I follow a lot of local news sources on Twitter. These often link through to stories and, inevitably, some of them are about accidental deaths – not least on the roads.

Online news stories often have the facility for readers to comment. So I may continue scrolling down and reading – partly as a ‘local’ and partly as a social media professional. Online comments, by the way, are a good example of why the facile identification of ‘social media’ only with Facebook, Twitter + 2-3 other platforms is just plain wrong.

What I have noticed is that in the great majority of cases (really!) the conversation takes the following course – with what I am starting to regard as saddening inevitability.

  1. It’s  fresh news story. So a commenter will speculate about the nature of the collision, or claim to know something from an eye-witness etc.
  2. This often takes the form of blame assignment – the dead driver/pedestrian is at fault, the other party is at fault, the layout is at fault
  3. This may involve taking sides, stereotyping, and thus blaming an entire category of people – ‘lorry drivers’, ‘bikers’ etc.
  4. Other people get involved, possibly close to the dead person, and make angry or grief-stricken rebuttals.
  5. Argument and recrimination builds and the level of emotion escalates.
  6. Other people try to make peace, make more generic observations, sympathise to offset the accusation… and so on.
  7. All too often the core of this includes an assertion that it was, in some way, the dead person’s own fault… and the defending response comes from someone very close to that dead person – a parent, a sibling, or a close friend.
  8. All of this happens within hours of the incident, and before there are full details or an official analysis of what has happened… the whole thing resting on a foundation of speculation.

Whatever turn out to be the rights and wrongs in a particular case, this is the last thing that somebody needs when they have just (literally just) lost someone close to them. They are dealing with shock, grief, anger, lack of a full story…  Of course they are likely to look at the article, to find out more, to seek some solace, to see what other people are being told. And now there’s a high risk that they will find a raging debate around the circumstances of their loved one’s death.

THEY DON’T NEED THIS!

Like those who get sucked into the argument itself – I find myself looking around for someone to blame for the fact that this spectacle is happening at all. It’s tempting to single out the individual(s) who made the baseless, or tasteless, comment in the first place. But we know these people are around. Offline – when someone we know suffers a bereavement we observe all sorts of norms – including what people used to call ‘a decent period of mourning’. This mutual respect has evolved over many generations. It is appropriate. We don’t go round their house, that day, and start a debate about road safety, or ask them if they think it was the victim’s own fault. But it’s a characteristic of social media that problems arise when the central characters are strangers, short-term ‘celebrities’ almost, and as a result some people lose the inhibitions that many (I hope) would still have in a face to face situation with ordinary people.

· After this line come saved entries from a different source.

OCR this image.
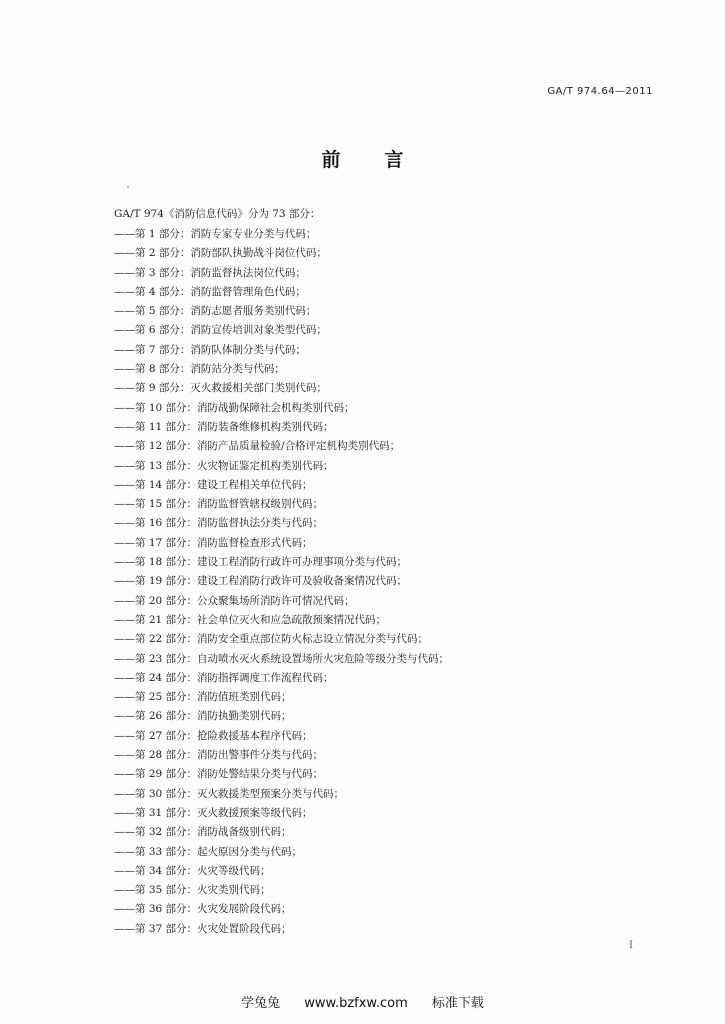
GA/T 974.64—2011
前言
GA/T 974《消防信息代码》分为 73 部分：
——第 1 部分：消防专家专业分类与代码；
——第 2 部分：消防部队执勤战斗岗位代码；
——第 3 部分：消防监督执法岗位代码；
——第 4 部分：消防监督管理角色代码；
——第 5 部分：消防志愿者服务类别代码；
——第 6 部分：消防宣传培训对象类型代码；
——第 7 部分：消防队体制分类与代码；
——第 8 部分：消防站分类与代码；
——第 9 部分：灭火救援相关部门类别代码；
——第 10 部分：消防战勤保障社会机构类别代码；
——第 11 部分：消防装备维修机构类别代码；
——第 12 部分：消防产品质量检验/合格评定机构类别代码；
——第 13 部分：火灾物证鉴定机构类别代码；
——第 14 部分：建设工程相关单位代码；
——第 15 部分：消防监督管辖权级别代码；
——第 16 部分：消防监督执法分类与代码；
——第 17 部分：消防监督检查形式代码；
——第 18 部分：建设工程消防行政许可办理事项分类与代码；
——第 19 部分：建设工程消防行政许可及验收备案情况代码；
——第 20 部分：公众聚集场所消防许可情况代码；
——第 21 部分：社会单位灭火和应急疏散预案情况代码；
——第 22 部分：消防安全重点部位防火标志设立情况分类与代码；
——第 23 部分：自动喷水灭火系统设置场所火灾危险等级分类与代码；
——第 24 部分：消防指挥调度工作流程代码；
——第 25 部分：消防值班类别代码；
——第 26 部分：消防执勤类别代码；
——第 27 部分：抢险救援基本程序代码；
——第 28 部分：消防出警事件分类与代码；
——第 29 部分：消防处警结果分类与代码；
——第 30 部分：灭火救援类型预案分类与代码；
——第 31 部分：灭火救援预案等级代码；
——第 32 部分：消防战备级别代码；
——第 33 部分：起火原因分类与代码；
——第 34 部分：火灾等级代码；
——第 35 部分：火灾类别代码；
——第 36 部分：火灾发展阶段代码；
——第 37 部分：火灾处置阶段代码；
I
学兔兔 www.bzfxw.com 标准下载
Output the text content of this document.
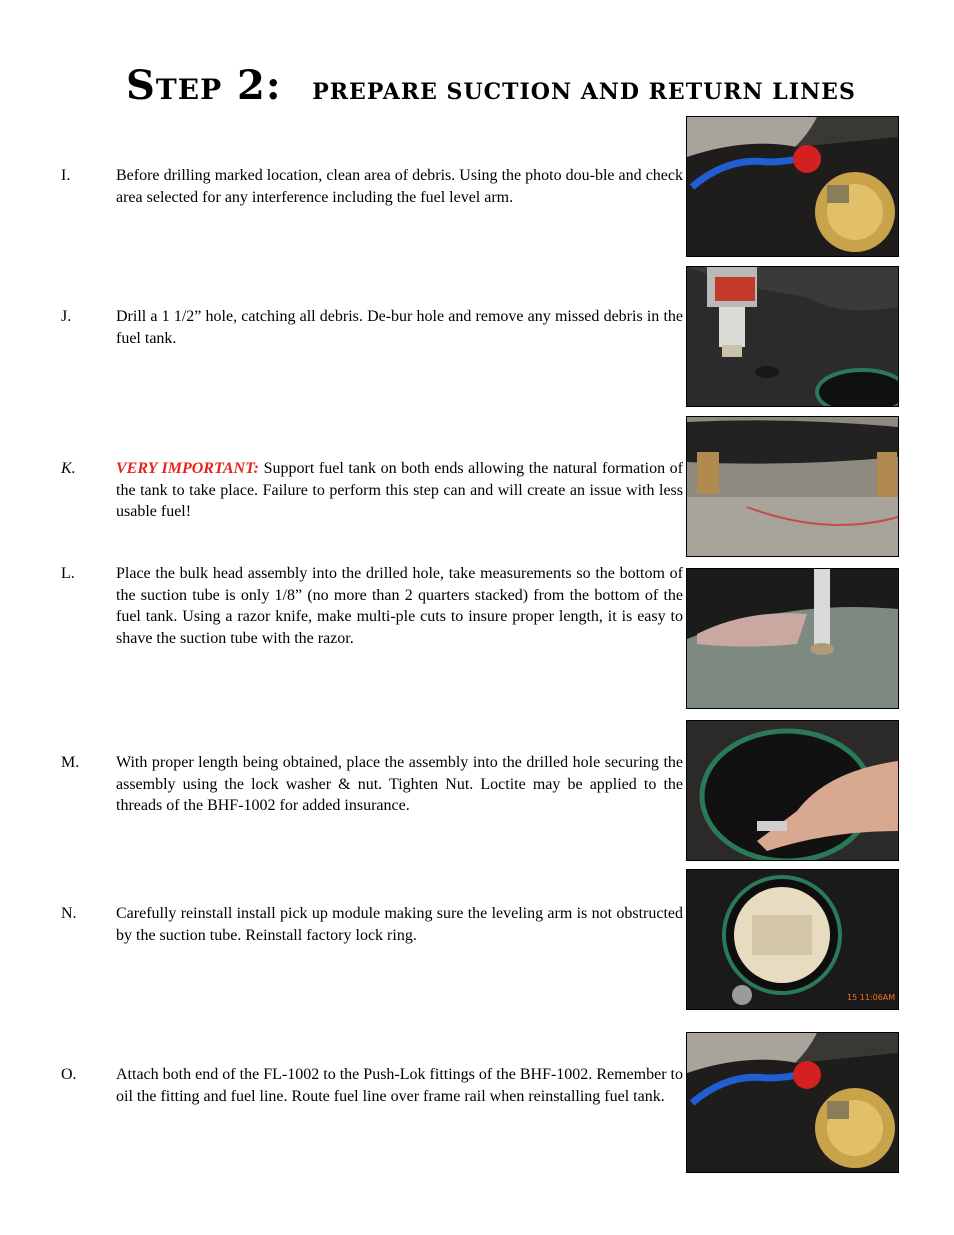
Step 2: PREPARE SUCTION AND RETURN LINES
I.	Before drilling marked location, clean area of debris. Using the photo dou-ble and check area selected for any interference including the fuel level arm.
J.	Drill a 1 1/2” hole, catching all debris. De-bur hole and remove any missed debris in the fuel tank.
K.	VERY IMPORTANT: Support fuel tank on both ends allowing the natural formation of the tank to take place. Failure to perform this step can and will create an issue with less usable fuel!
L.	Place the bulk head assembly into the drilled hole, take measurements so the bottom of the suction tube is only 1/8” (no more than 2 quarters stacked) from the bottom of the fuel tank. Using a razor knife, make multi-ple cuts to insure proper length, it is easy to shave the suction tube with the razor.
M. With proper length being obtained, place the assembly into the drilled hole securing the assembly using the lock washer & nut. Tighten Nut. Loctite may be applied to the threads of the BHF-1002 for added insurance.
N. Carefully reinstall install pick up module making sure the leveling arm is not obstructed by the suction tube. Reinstall factory lock ring.
15 11:06AM
O. Attach both end of the FL-1002 to the Push-Lok fittings of the BHF-1002. Remember to oil the fitting and fuel line. Route fuel line over frame rail when reinstalling fuel tank.
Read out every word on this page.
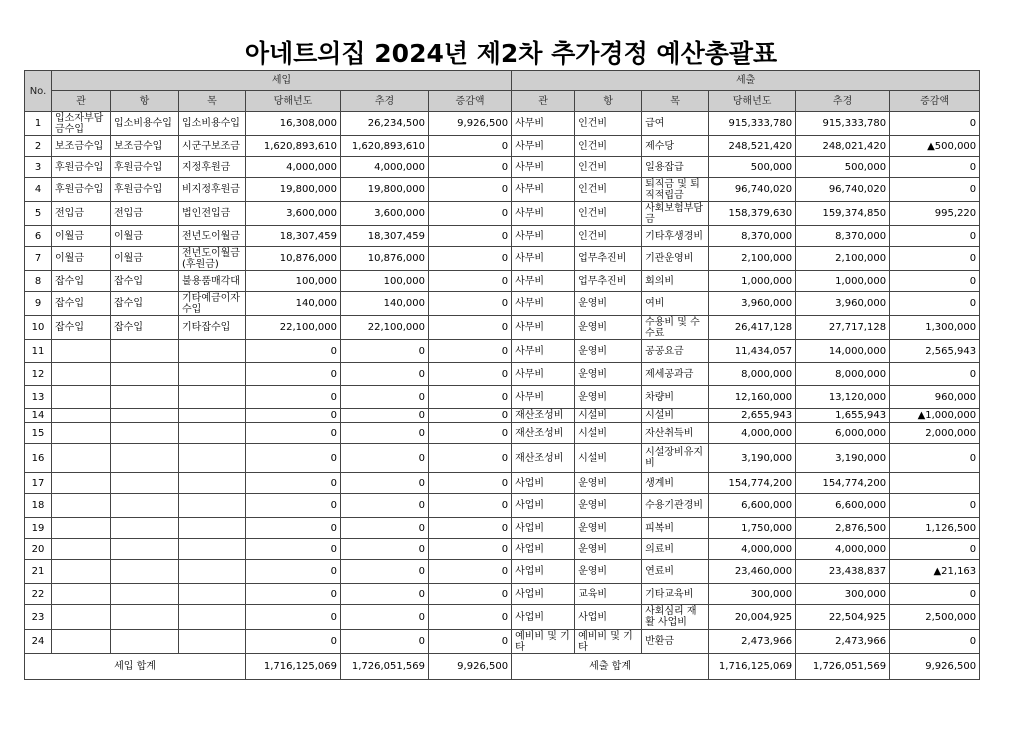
아네트의집 2024년 제2차 추가경정 예산총괄표
No.	세입						세출					
	관	항	목	당해년도	추경	증감액	관	항	목	당해년도	추경	증감액
1	입소자부담금수입	입소비용수입	입소비용수입	16,308,000	26,234,500	9,926,500	사무비	인건비	급여	915,333,780	915,333,780	0
2	보조금수입	보조금수입	시군구보조금	1,620,893,610	1,620,893,610	0	사무비	인건비	제수당	248,521,420	248,021,420	▲500,000
3	후원금수입	후원금수입	지정후원금	4,000,000	4,000,000	0	사무비	인건비	일용잡급	500,000	500,000	0
4	후원금수입	후원금수입	비지정후원금	19,800,000	19,800,000	0	사무비	인건비	퇴직금 및 퇴직적립금	96,740,020	96,740,020	0
5	전입금	전입금	법인전입금	3,600,000	3,600,000	0	사무비	인건비	사회보험부담금	158,379,630	159,374,850	995,220
6	이월금	이월금	전년도이월금	18,307,459	18,307,459	0	사무비	인건비	기타후생경비	8,370,000	8,370,000	0
7	이월금	이월금	전년도이월금(후원금)	10,876,000	10,876,000	0	사무비	업무추진비	기관운영비	2,100,000	2,100,000	0
8	잡수입	잡수입	불용품매각대	100,000	100,000	0	사무비	업무추진비	회의비	1,000,000	1,000,000	0
9	잡수입	잡수입	기타예금이자수입	140,000	140,000	0	사무비	운영비	여비	3,960,000	3,960,000	0
10	잡수입	잡수입	기타잡수입	22,100,000	22,100,000	0	사무비	운영비	수용비 및 수수료	26,417,128	27,717,128	1,300,000
11				0	0	0	사무비	운영비	공공요금	11,434,057	14,000,000	2,565,943
12				0	0	0	사무비	운영비	제세공과금	8,000,000	8,000,000	0
13				0	0	0	사무비	운영비	차량비	12,160,000	13,120,000	960,000
14				0	0	0	재산조성비	시설비	시설비	2,655,943	1,655,943	▲1,000,000
15				0	0	0	재산조성비	시설비	자산취득비	4,000,000	6,000,000	2,000,000
16				0	0	0	재산조성비	시설비	시설장비유지비	3,190,000	3,190,000	0
17				0	0	0	사업비	운영비	생계비	154,774,200	154,774,200	
18				0	0	0	사업비	운영비	수용기관경비	6,600,000	6,600,000	0
19				0	0	0	사업비	운영비	피복비	1,750,000	2,876,500	1,126,500
20				0	0	0	사업비	운영비	의료비	4,000,000	4,000,000	0
21				0	0	0	사업비	운영비	연료비	23,460,000	23,438,837	▲21,163
22				0	0	0	사업비	교육비	기타교육비	300,000	300,000	0
23				0	0	0	사업비	사업비	사회심리 재활 사업비	20,004,925	22,504,925	2,500,000
24				0	0	0	예비비 및 기타	예비비 및 기타	반환금	2,473,966	2,473,966	0
세입 합계				1,716,125,069	1,726,051,569	9,926,500	세출 합계			1,716,125,069	1,726,051,569	9,926,500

So I turn my thoughts to the online publishers who are providing the space in which the comments are happening. They’ve been doing this long enough to observe, just as I have, how some people will behave. Until more people have learned to apply offline standards of behaviour to social media, why don’t the media managers simply turn off the comments facility beneath stories which are reporting a very recent accidental death? This could be done for a set period of time – to spare the families this extra trauma at the worst possible moment – or until some trigger event – such as a public statement by the authorities about the circumstances of the accident. There may, at some point, be a legitimate case for a platform supporting public debate about the road layout, planning decisions etc that were relevant. But that’s not served by kicking this off within hours, and when there are only sketchy details. Nor can the media argue that the offsetting benefit of allowing some readers to post tributes, is worth the risk of instant mob inquests.

That’s the challenge to online editors of publications, large and small. Please suppress comments on items reporting recent accidental death? At least for a decent period of time? Why wouldn’t you?

UPDATE: I just revisited the most recent example which, yesterday, prompted me to write this post. It’s gratifying to see that the comments have now been suppressed. So for some editors my question is now   ‘… immediately, as a matter of automatic policy. Not once you see what is written, and the harm that has already been done?’